Corporate Governance

According to the Brazilian Institute of Corporate Governance (IBGC), corporate governance is a system by which companies are directed and monitored, concerning Shareholders, the Board, Directors, Independent Audit and Fiscal Council. Good practices of corporate governance aim to increase the value of the company, facilitate its access to capital and contribute to its sustainability.



Novo Mercado

Novo Mercado is a listing segment designed for shares issued by companies that voluntarily undertake to abide by corporate governance practices and transparency requirements in additional to those already requested by the Brazilian Law and CVM (Brazilian Securities and Exchange Commission).

It is based on the premise that stock valuation and liquidity are positively impacted and assured by shareholder’s rights and by the quality of companies´ information.

The admission to Novo Mercado implies the compliance with corporate rules, known as "good practices of corporate governance", which are more rigid than those required by the current legislation in Brazil.

These rules, consolidated in the Listing Regulation, increase shareholder's rights and enhance the quality of information commonly disclosed by companies. Additionally, the Market Arbitration Panel for conflict resolution between investors and companies offers a safer, faster and specialized alternative to investors.

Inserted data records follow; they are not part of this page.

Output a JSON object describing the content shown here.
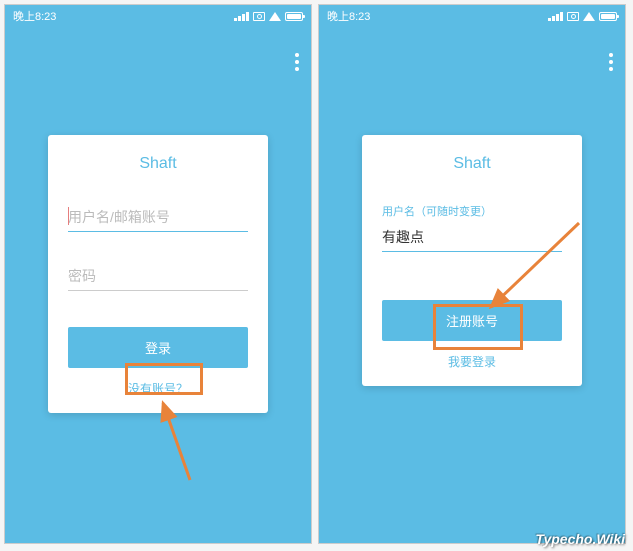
{
  "status": {
    "time": "晚上8:23"
  },
  "left": {
    "title": "Shaft",
    "username_placeholder": "用户名/邮箱账号",
    "password_placeholder": "密码",
    "login_btn": "登录",
    "no_account": "没有账号？"
  },
  "right": {
    "title": "Shaft",
    "username_label": "用户名（可随时变更）",
    "username_value": "有趣点",
    "register_btn": "注册账号",
    "want_login": "我要登录"
  },
  "watermark": "Typecho.Wiki"
}
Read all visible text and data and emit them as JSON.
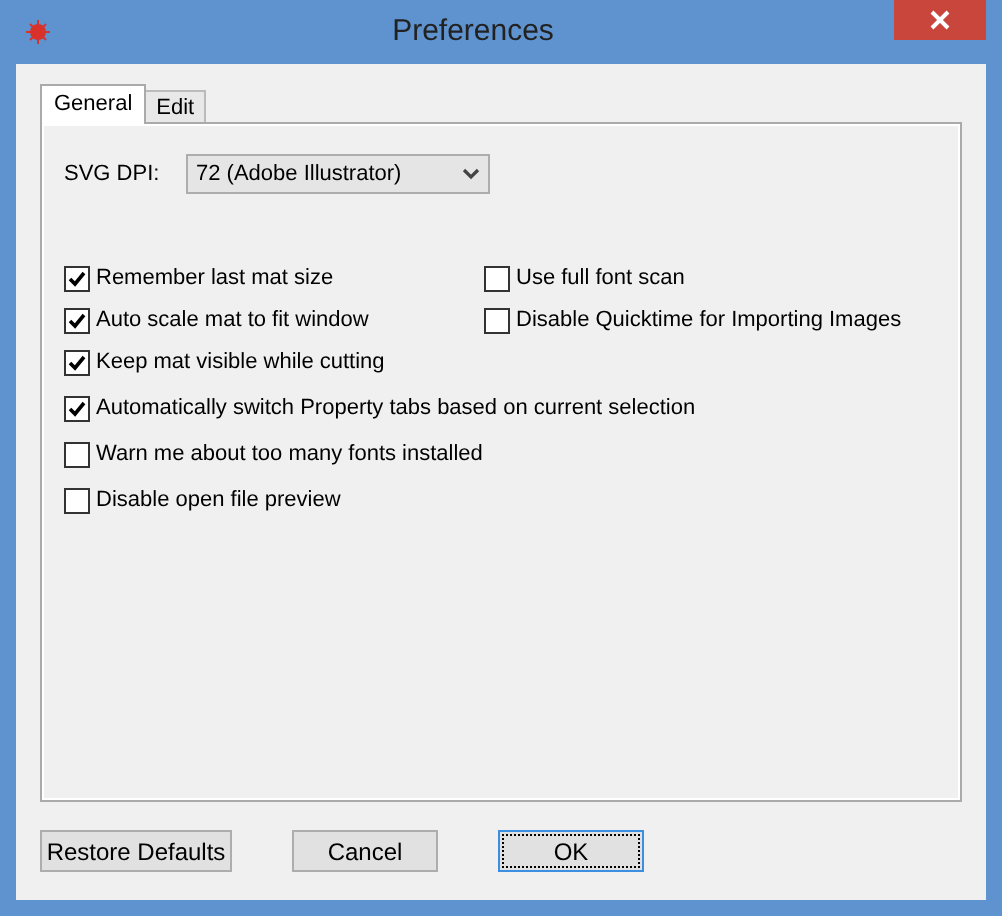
{
  "window": {
    "title": "Preferences"
  },
  "tabs": [
    {
      "label": "General",
      "selected": true
    },
    {
      "label": "Edit",
      "selected": false
    }
  ],
  "svg_dpi": {
    "label": "SVG DPI:",
    "value": "72 (Adobe Illustrator)"
  },
  "options": [
    {
      "label": "Remember last mat size",
      "checked": true
    },
    {
      "label": "Auto scale mat to fit window",
      "checked": true
    },
    {
      "label": "Keep mat visible while cutting",
      "checked": true
    },
    {
      "label": "Automatically switch Property tabs based on current selection",
      "checked": true
    },
    {
      "label": "Warn me about too many fonts installed",
      "checked": false
    },
    {
      "label": "Disable open file preview",
      "checked": false
    }
  ],
  "side_options": [
    {
      "label": "Use full font scan",
      "checked": false
    },
    {
      "label": "Disable Quicktime for Importing Images",
      "checked": false
    }
  ],
  "buttons": [
    {
      "label": "Restore Defaults",
      "default": false
    },
    {
      "label": "Cancel",
      "default": false
    },
    {
      "label": "OK",
      "default": true
    }
  ]
}
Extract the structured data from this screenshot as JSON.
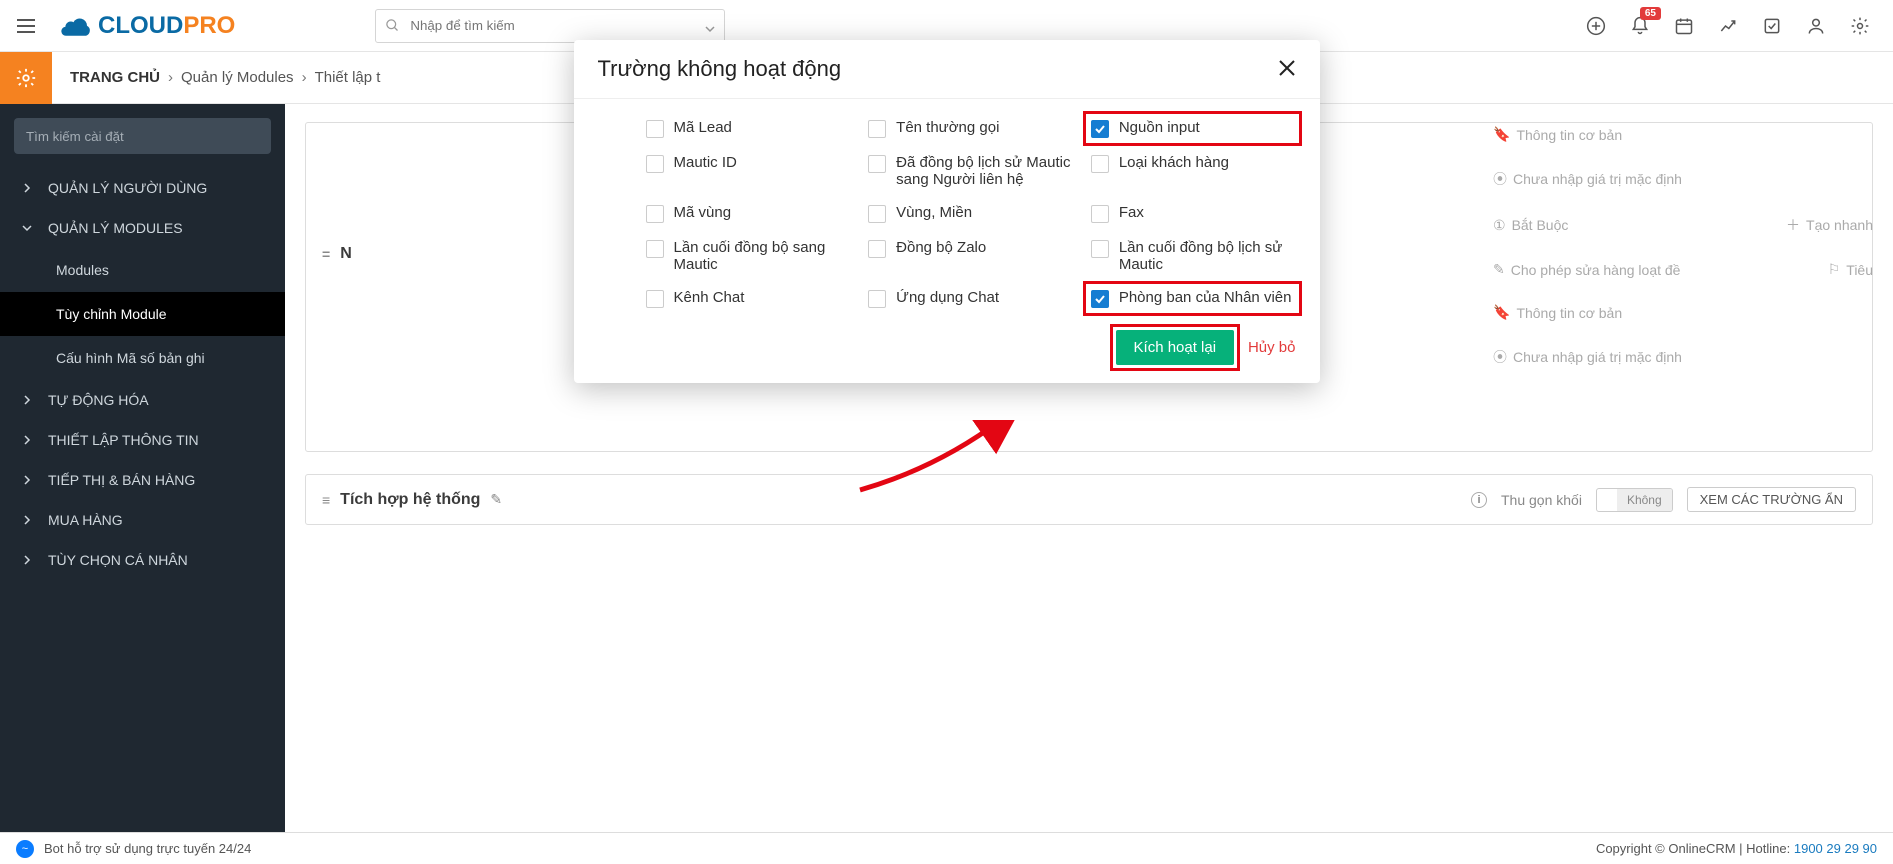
{
  "topbar": {
    "search_placeholder": "Nhập để tìm kiếm",
    "notif_count": "65"
  },
  "logo": {
    "cloud": "CLOUD",
    "pro": "PRO"
  },
  "breadcrumb": {
    "root": "TRANG CHỦ",
    "items": [
      "Quản lý Modules",
      "Thiết lập t"
    ]
  },
  "sidebar": {
    "search_placeholder": "Tìm kiếm cài đặt",
    "sections": [
      {
        "label": "QUẢN LÝ NGƯỜI DÙNG",
        "expanded": false
      },
      {
        "label": "QUẢN LÝ MODULES",
        "expanded": true,
        "children": [
          {
            "label": "Modules"
          },
          {
            "label": "Tùy chỉnh Module",
            "active": true
          },
          {
            "label": "Cấu hình Mã số bản ghi"
          }
        ]
      },
      {
        "label": "TỰ ĐỘNG HÓA",
        "expanded": false
      },
      {
        "label": "THIẾT LẬP THÔNG TIN",
        "expanded": false
      },
      {
        "label": "TIẾP THỊ & BÁN HÀNG",
        "expanded": false
      },
      {
        "label": "MUA HÀNG",
        "expanded": false
      },
      {
        "label": "TÙY CHỌN CÁ NHÂN",
        "expanded": false
      }
    ]
  },
  "ghost": {
    "items": [
      "Thông tin cơ bản",
      "Chưa nhập giá trị mặc định",
      "Bắt Buộc",
      "Tạo nhanh",
      "Cho phép sửa hàng loạt đề",
      "Tiêu",
      "Thông tin cơ bản",
      "Chưa nhập giá trị mặc định"
    ]
  },
  "block": {
    "drag": "=",
    "title_prefix": "N",
    "title": "Tích hợp hệ thống",
    "collapse_label": "Thu gọn khối",
    "toggle_off": "Không",
    "hidden_btn": "XEM CÁC TRƯỜNG ẨN"
  },
  "footer": {
    "bot": "Bot hỗ trợ sử dụng trực tuyến 24/24",
    "copyright": "Copyright © OnlineCRM | Hotline: ",
    "hotline": "1900 29 29 90"
  },
  "modal": {
    "title": "Trường không hoạt động",
    "fields": [
      {
        "label": "Mã Lead",
        "checked": false
      },
      {
        "label": "Tên thường gọi",
        "checked": false
      },
      {
        "label": "Nguồn input",
        "checked": true,
        "anno": true
      },
      {
        "label": "Mautic ID",
        "checked": false
      },
      {
        "label": "Đã đồng bộ lịch sử Mautic sang Người liên hệ",
        "checked": false
      },
      {
        "label": "Loại khách hàng",
        "checked": false
      },
      {
        "label": "Mã vùng",
        "checked": false
      },
      {
        "label": "Vùng, Miền",
        "checked": false
      },
      {
        "label": "Fax",
        "checked": false
      },
      {
        "label": "Lần cuối đồng bộ sang Mautic",
        "checked": false
      },
      {
        "label": "Đồng bộ Zalo",
        "checked": false
      },
      {
        "label": "Lần cuối đồng bộ lịch sử Mautic",
        "checked": false
      },
      {
        "label": "Kênh Chat",
        "checked": false
      },
      {
        "label": "Ứng dụng Chat",
        "checked": false
      },
      {
        "label": "Phòng ban của Nhân viên",
        "checked": true,
        "anno": true
      }
    ],
    "primary": "Kích hoạt lại",
    "cancel": "Hủy bỏ"
  }
}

The main innovation of Novo Mercado concerns the capital stock, which must be solely represented by common shares (voting shares). In brief, publicly-held companies listed on Novo Mercado have the following additional obligations:

  • Public share offerings have to use mechanisms to favor capital dispersion and broader retail access.
  • Maintenance of a minimum free float, equivalent to 25% of the capital.
  • Same conditions provided to majority shareholders in the disposal of the Company’s Control will have to be extended to all shareholders (Tag Along).
  • Establishment of a two-year unified mandate for the entire Board of Directors, which must have five members at least, of which at least 20% (twenty percent) shall be Independent Members.
  • Disclosure of annual balance sheet, according to standards of the US GAAP or IFRS.
  • Improvements in quarterly reports, such as the requirement of consolidated financial statements and special audit revision.
  • Obligation to hold a tender offer by the economic value criteria, in case of delisting or cancellation of registration as publicly-held company.
  • Compliance with disclosure rules in trades involving securities issued by the company in the name of controlling shareholders.
  • Some of these obligations must be approved at the General Shareholders Meetings and included in the corporate bylaws.